Certains parcours de vie sont des électrochocs. Lorsqu’un fils de la mer devient expert en plasturgie, la prise de conscience paraît inévitable. Dans ce reportage, Rémy Lucas nous montre comment son entreprise Algopack, créée en 2010 et basée à Saint-Malo, transforme les algues pour inventer une matière innovante, capable de remplacer le plastique.

Saviez-vous que la France est le 3ème plus gros émetteur de CO2, avec 35,4 mégatonnes de déchets plastiques abandonnés en Méditerranée ? C’est ce que nous apprend l’ONG WWF et cette pollution plastique a de terribles conséquences sur les espaces naturels, la biodiversité et le dérèglement climatique.
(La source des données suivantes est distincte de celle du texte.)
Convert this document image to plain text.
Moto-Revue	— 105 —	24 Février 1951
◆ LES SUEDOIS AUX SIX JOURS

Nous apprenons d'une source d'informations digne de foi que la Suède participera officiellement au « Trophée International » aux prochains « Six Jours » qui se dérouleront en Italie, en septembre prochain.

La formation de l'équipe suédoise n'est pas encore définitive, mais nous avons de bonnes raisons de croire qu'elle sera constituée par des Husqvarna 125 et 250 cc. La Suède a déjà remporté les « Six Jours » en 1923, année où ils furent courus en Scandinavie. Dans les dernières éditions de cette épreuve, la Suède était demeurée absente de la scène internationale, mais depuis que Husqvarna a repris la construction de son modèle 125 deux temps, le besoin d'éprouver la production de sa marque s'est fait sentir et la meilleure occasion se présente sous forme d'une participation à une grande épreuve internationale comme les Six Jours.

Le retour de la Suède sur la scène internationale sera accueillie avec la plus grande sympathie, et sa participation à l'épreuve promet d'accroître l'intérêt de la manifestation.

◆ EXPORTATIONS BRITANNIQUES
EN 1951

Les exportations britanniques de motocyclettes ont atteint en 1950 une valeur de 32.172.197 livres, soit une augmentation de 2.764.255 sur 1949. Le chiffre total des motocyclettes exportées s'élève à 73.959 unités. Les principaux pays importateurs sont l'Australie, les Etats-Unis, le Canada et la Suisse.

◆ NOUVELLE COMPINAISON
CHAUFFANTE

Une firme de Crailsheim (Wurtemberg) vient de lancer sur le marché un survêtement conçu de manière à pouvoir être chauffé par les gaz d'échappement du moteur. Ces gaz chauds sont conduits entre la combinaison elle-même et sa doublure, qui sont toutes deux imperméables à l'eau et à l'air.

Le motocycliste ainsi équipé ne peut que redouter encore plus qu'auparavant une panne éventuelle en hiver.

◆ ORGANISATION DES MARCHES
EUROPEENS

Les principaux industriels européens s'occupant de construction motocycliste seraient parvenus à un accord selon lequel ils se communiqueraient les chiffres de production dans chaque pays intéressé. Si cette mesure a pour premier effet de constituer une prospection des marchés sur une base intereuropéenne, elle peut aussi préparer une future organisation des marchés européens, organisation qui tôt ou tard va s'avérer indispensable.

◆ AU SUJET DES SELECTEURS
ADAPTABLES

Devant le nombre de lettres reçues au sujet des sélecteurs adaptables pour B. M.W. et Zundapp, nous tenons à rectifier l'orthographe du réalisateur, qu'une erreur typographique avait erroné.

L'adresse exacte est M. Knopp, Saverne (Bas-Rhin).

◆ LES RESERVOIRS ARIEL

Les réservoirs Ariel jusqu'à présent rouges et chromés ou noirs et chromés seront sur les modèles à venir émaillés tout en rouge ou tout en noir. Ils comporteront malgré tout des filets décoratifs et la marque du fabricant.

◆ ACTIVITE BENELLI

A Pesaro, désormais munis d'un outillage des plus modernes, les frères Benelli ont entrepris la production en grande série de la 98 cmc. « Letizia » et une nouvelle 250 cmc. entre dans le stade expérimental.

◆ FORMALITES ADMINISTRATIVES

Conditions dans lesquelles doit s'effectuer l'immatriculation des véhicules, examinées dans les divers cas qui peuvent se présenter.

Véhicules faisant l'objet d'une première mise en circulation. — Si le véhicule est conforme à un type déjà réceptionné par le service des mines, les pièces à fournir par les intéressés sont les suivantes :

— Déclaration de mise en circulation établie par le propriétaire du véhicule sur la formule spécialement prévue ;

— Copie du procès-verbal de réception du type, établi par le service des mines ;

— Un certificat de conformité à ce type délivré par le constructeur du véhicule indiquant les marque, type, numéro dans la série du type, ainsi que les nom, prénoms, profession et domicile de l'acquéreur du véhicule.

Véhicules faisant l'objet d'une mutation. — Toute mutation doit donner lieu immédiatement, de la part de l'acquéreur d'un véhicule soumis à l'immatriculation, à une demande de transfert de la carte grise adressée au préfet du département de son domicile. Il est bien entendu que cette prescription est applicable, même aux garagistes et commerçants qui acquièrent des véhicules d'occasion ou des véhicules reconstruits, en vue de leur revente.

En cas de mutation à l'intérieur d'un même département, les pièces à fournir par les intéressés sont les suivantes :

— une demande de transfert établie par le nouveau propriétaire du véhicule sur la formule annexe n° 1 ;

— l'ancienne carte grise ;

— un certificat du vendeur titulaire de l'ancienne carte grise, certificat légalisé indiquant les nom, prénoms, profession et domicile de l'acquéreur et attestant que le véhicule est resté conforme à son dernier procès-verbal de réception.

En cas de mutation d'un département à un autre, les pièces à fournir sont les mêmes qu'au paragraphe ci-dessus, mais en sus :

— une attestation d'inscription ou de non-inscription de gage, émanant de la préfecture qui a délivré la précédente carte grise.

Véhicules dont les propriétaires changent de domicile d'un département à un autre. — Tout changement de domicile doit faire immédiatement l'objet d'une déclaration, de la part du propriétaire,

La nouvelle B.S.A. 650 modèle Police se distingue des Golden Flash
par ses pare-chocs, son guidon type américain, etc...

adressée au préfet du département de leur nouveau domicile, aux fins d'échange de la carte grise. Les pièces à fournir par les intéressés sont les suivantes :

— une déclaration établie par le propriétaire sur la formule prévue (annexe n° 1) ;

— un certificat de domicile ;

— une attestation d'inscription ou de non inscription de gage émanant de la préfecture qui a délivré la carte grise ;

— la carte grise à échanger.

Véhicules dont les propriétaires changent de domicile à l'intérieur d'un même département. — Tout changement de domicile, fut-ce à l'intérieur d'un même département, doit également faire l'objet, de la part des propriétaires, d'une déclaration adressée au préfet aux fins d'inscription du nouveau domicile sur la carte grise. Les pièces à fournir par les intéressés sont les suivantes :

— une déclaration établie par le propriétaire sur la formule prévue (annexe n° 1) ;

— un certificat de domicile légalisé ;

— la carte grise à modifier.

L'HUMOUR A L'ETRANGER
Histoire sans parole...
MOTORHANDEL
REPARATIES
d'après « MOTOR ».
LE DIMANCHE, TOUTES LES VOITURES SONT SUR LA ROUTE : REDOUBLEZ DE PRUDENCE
Afin de lutter contre ces effets dévastateurs, Algopack propose une alternative au plastique, entièrement fabriquée à base de déchets industriels d’algues brunes. Pas question d’aller chercher des algues sur le bord de la plage : « Afin de préserver la biodiversité nous ne prélevons pas les algues dans leur élément naturel, mais nous les cultivons, explique Rémy Lucas, président d’Algopack. « Ces algues consomment énormément de CO2 et renvoient beaucoup d’oxygène, ce qui favorise la croissance du plancton ».

En plus de cultiver des algues sans engrais ni pesticides, Algopack récolte également les sargasses, des algues brunes très présentes dans les Caraïbes, qui sont un véritable fléau local.
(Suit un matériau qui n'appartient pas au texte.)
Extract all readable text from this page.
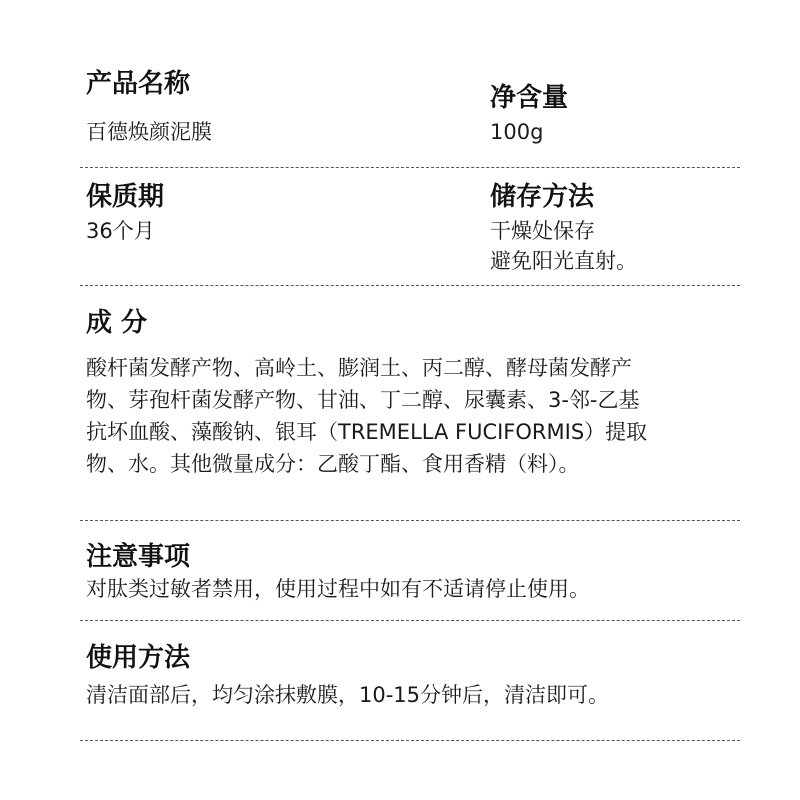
产品名称
百德焕颜泥膜
净含量
100g
保质期
36个月
储存方法
干燥处保存
避免阳光直射。
成 分
酸杆菌发酵产物、高岭土、膨润土、丙二醇、酵母菌发酵产
物、芽孢杆菌发酵产物、甘油、丁二醇、尿囊素、3-邻-乙基
抗坏血酸、藻酸钠、银耳（TREMELLA FUCIFORMIS）提取
物、水。其他微量成分：乙酸丁酯、食用香精（料）。
注意事项
对肽类过敏者禁用，使用过程中如有不适请停止使用。
使用方法
清洁面部后，均匀涂抹敷膜，10-15分钟后，清洁即可。
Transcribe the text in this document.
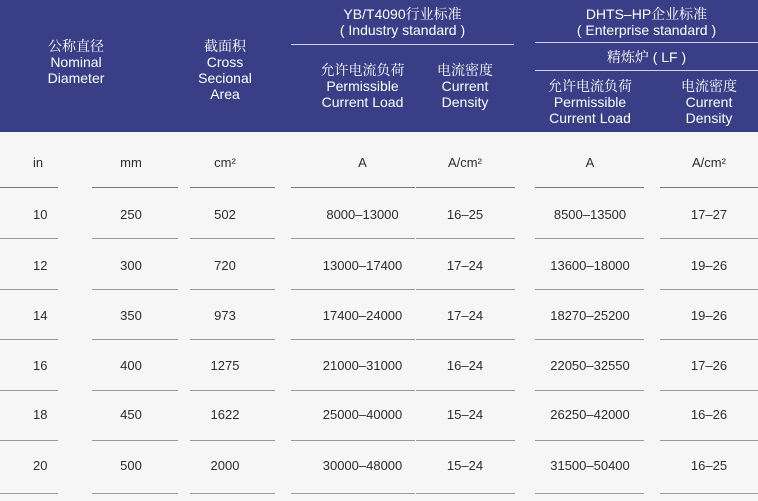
公称直径
Nominal
Diameter
截面积
Cross
Secional
Area
YB/T4090行业标准
( Industry standard )
允许电流负荷
Permissible
Current Load
电流密度
Current
Density
DHTS–HP企业标准
( Enterprise standard )
精炼炉 ( LF )
允许电流负荷
Permissible
Current Load
电流密度
Current
Density
in	mm	cm²	A	A/cm²	A	A/cm²
10	250	502	8000–13000	16–25	8500–13500	17–27
12	300	720	13000–17400	17–24	13600–18000	19–26
14	350	973	17400–24000	17–24	18270–25200	19–26
16	400	1275	21000–31000	16–24	22050–32550	17–26
18	450	1622	25000–40000	15–24	26250–42000	16–26
20	500	2000	30000–48000	15–24	31500–50400	16–25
Développer la chimie bleue

Avec cette matière alternative au plastique, Algopack fournit les secteurs de l’automobile, de l’emballage et de la signalétique, qui vont fabriquer ici des tableaux de bord de voitures, là des objets promotionnels comme des coques de téléphone…
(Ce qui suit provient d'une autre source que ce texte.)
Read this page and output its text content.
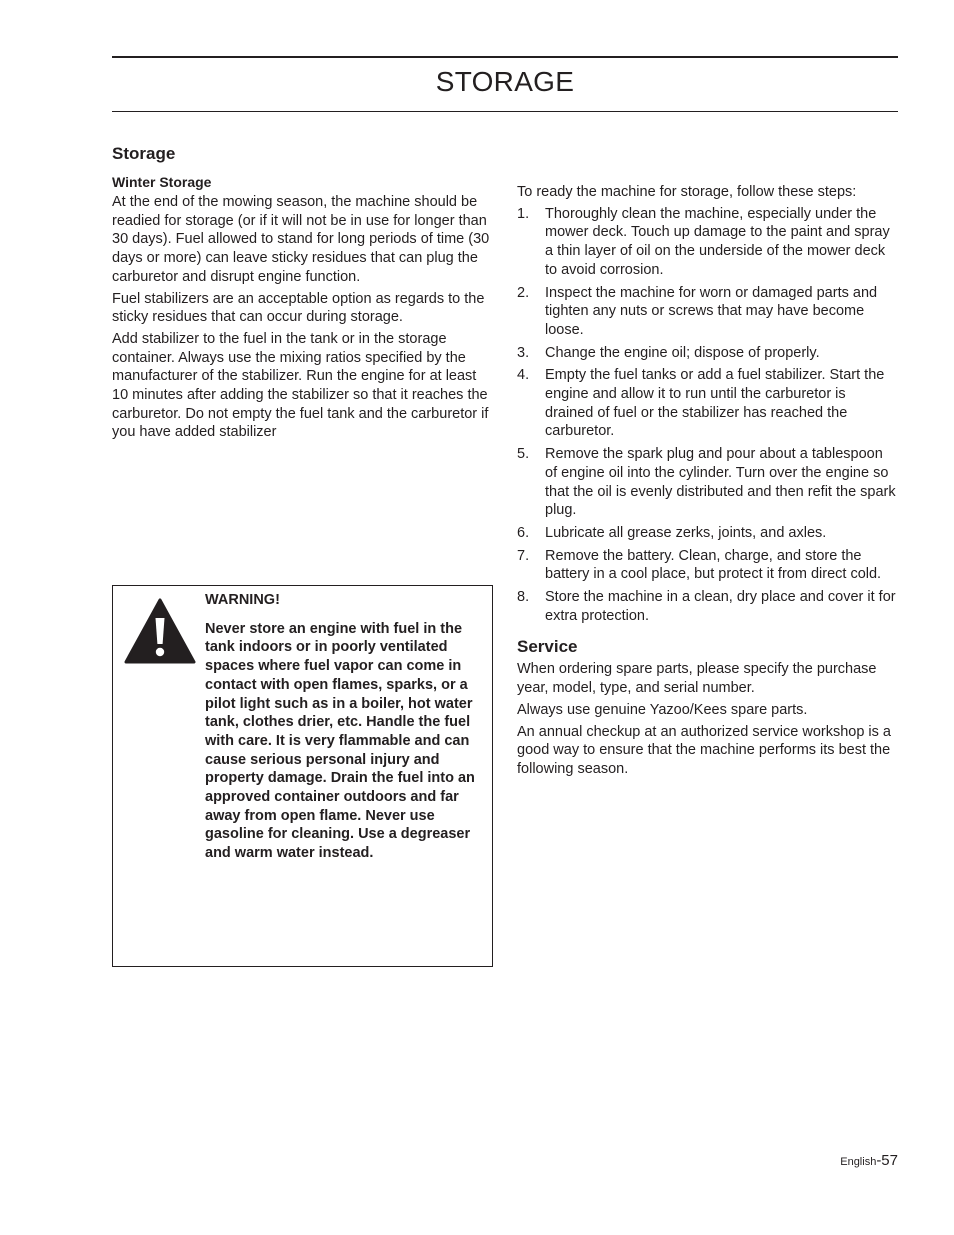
STORAGE
Storage
Winter Storage

At the end of the mowing season, the machine should be readied for storage (or if it will not be in use for longer than 30 days). Fuel allowed to stand for long periods of time (30 days or more) can leave sticky residues that can plug the carburetor and disrupt engine function.

Fuel stabilizers are an acceptable option as regards to the sticky residues that can occur during storage.

Add stabilizer to the fuel in the tank or in the storage container. Always use the mixing ratios specified by the manufacturer of the stabilizer. Run the engine for at least 10 minutes after adding the stabilizer so that it reaches the carburetor. Do not empty the fuel tank and the carburetor if you have added stabilizer

WARNING!

Never store an engine with fuel in the tank indoors or in poorly ventilated spaces where fuel vapor can come in contact with open flames, sparks, or a pilot light such as in a boiler, hot water tank, clothes drier, etc. Handle the fuel with care. It is very flammable and can cause serious personal injury and property damage. Drain the fuel into an approved container outdoors and far away from open flame. Never use gasoline for cleaning. Use a degreaser and warm water instead.

To ready the machine for storage, follow these steps:

1. Thoroughly clean the machine, especially under the mower deck. Touch up damage to the paint and spray a thin layer of oil on the underside of the mower deck to avoid corrosion.
2. Inspect the machine for worn or damaged parts and tighten any nuts or screws that may have become loose.
3. Change the engine oil; dispose of properly.
4. Empty the fuel tanks or add a fuel stabilizer. Start the engine and allow it to run until the carburetor is drained of fuel or the stabilizer has reached the carburetor.
5. Remove the spark plug and pour about a tablespoon of engine oil into the cylinder. Turn over the engine so that the oil is evenly distributed and then refit the spark plug.
6. Lubricate all grease zerks, joints, and axles.
7. Remove the battery. Clean, charge, and store the battery in a cool place, but protect it from direct cold.
8. Store the machine in a clean, dry place and cover it for extra protection.
Service

When ordering spare parts, please specify the purchase year, model, type, and serial number.

Always use genuine Yazoo/Kees spare parts.

An annual checkup at an authorized service workshop is a good way to ensure that the machine performs its best the following season.

English-57
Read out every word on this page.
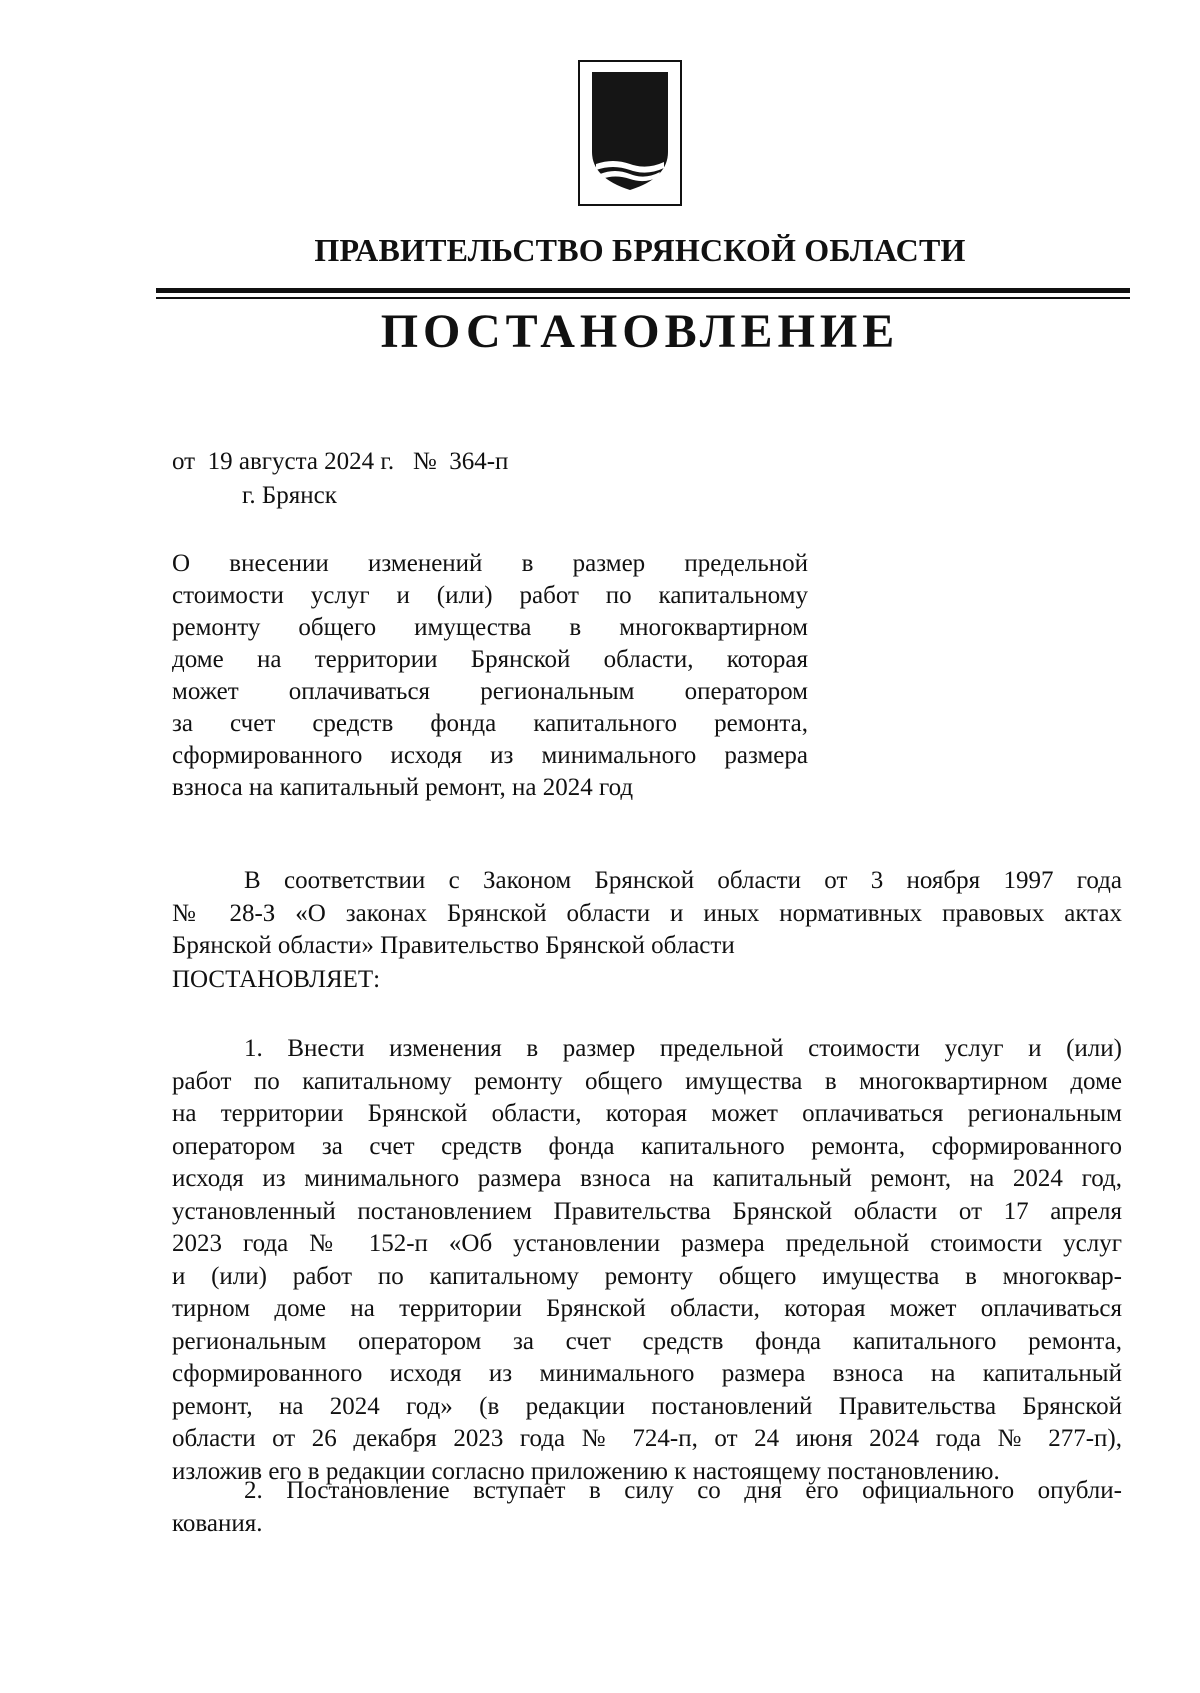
ПРАВИТЕЛЬСТВО БРЯНСКОЙ ОБЛАСТИ
ПОСТАНОВЛЕНИЕ
от 19 августа 2024 г. № 364-п
г. Брянск
О внесении изменений в размер предельной
стоимости услуг и (или) работ по капитальному
ремонту общего имущества в многоквартирном
доме на территории Брянской области, которая
может оплачиваться региональным оператором
за счет средств фонда капитального ремонта,
сформированного исходя из минимального размера
взноса на капитальный ремонт, на 2024 год
В соответствии с Законом Брянской области от 3 ноября 1997 года
№ 28-З «О законах Брянской области и иных нормативных правовых актах
Брянской области» Правительство Брянской области
ПОСТАНОВЛЯЕТ:
1. Внести изменения в размер предельной стоимости услуг и (или)
работ по капитальному ремонту общего имущества в многоквартирном доме
на территории Брянской области, которая может оплачиваться региональным
оператором за счет средств фонда капитального ремонта, сформированного
исходя из минимального размера взноса на капитальный ремонт, на 2024 год,
установленный постановлением Правительства Брянской области от 17 апреля
2023 года № 152-п «Об установлении размера предельной стоимости услуг
и (или) работ по капитальному ремонту общего имущества в многоквар-
тирном доме на территории Брянской области, которая может оплачиваться
региональным оператором за счет средств фонда капитального ремонта,
сформированного исходя из минимального размера взноса на капитальный
ремонт, на 2024 год» (в редакции постановлений Правительства Брянской
области от 26 декабря 2023 года № 724-п, от 24 июня 2024 года № 277-п),
изложив его в редакции согласно приложению к настоящему постановлению.
2. Постановление вступает в силу со дня его официального опубли-
кования.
En fin de vie, cette matière qui est composée 100% à base d’algues est beaucoup plus facile à éliminer, ce qui « permet de supprimer complètement le plastique par une matière vertueuse », témoigne Rémy Lucas. Cette matière est même totalement compostable, permettant de fertiliser la terre, une des fonctions historiques de l’algue.

Surtout, Algopack développe l’économie locale sur son bassin d’emploi : « Toute l’activité de fabrication de l’entreprise se situe ici dans un rayon de moins de 200 km », explique Rémy Lucas. En cultivant les algues en tant que matière première, son entreprise contribue aussi à préserver l’océan et à développer en France une nouvelle filière dite de « la chimie bleue ».

Éradiquer le plastique, lutter contre le réchauffement climatique… Une démarche d’économie circulaire globale, saluée à juste titre par l’Institut de l’Économie Circulaire, qui lui a décerné en septembre 2015 une mention spéciale « Lutte contre le dérèglement climatique », lors de la remise de ses trophées de l’économie circulaire.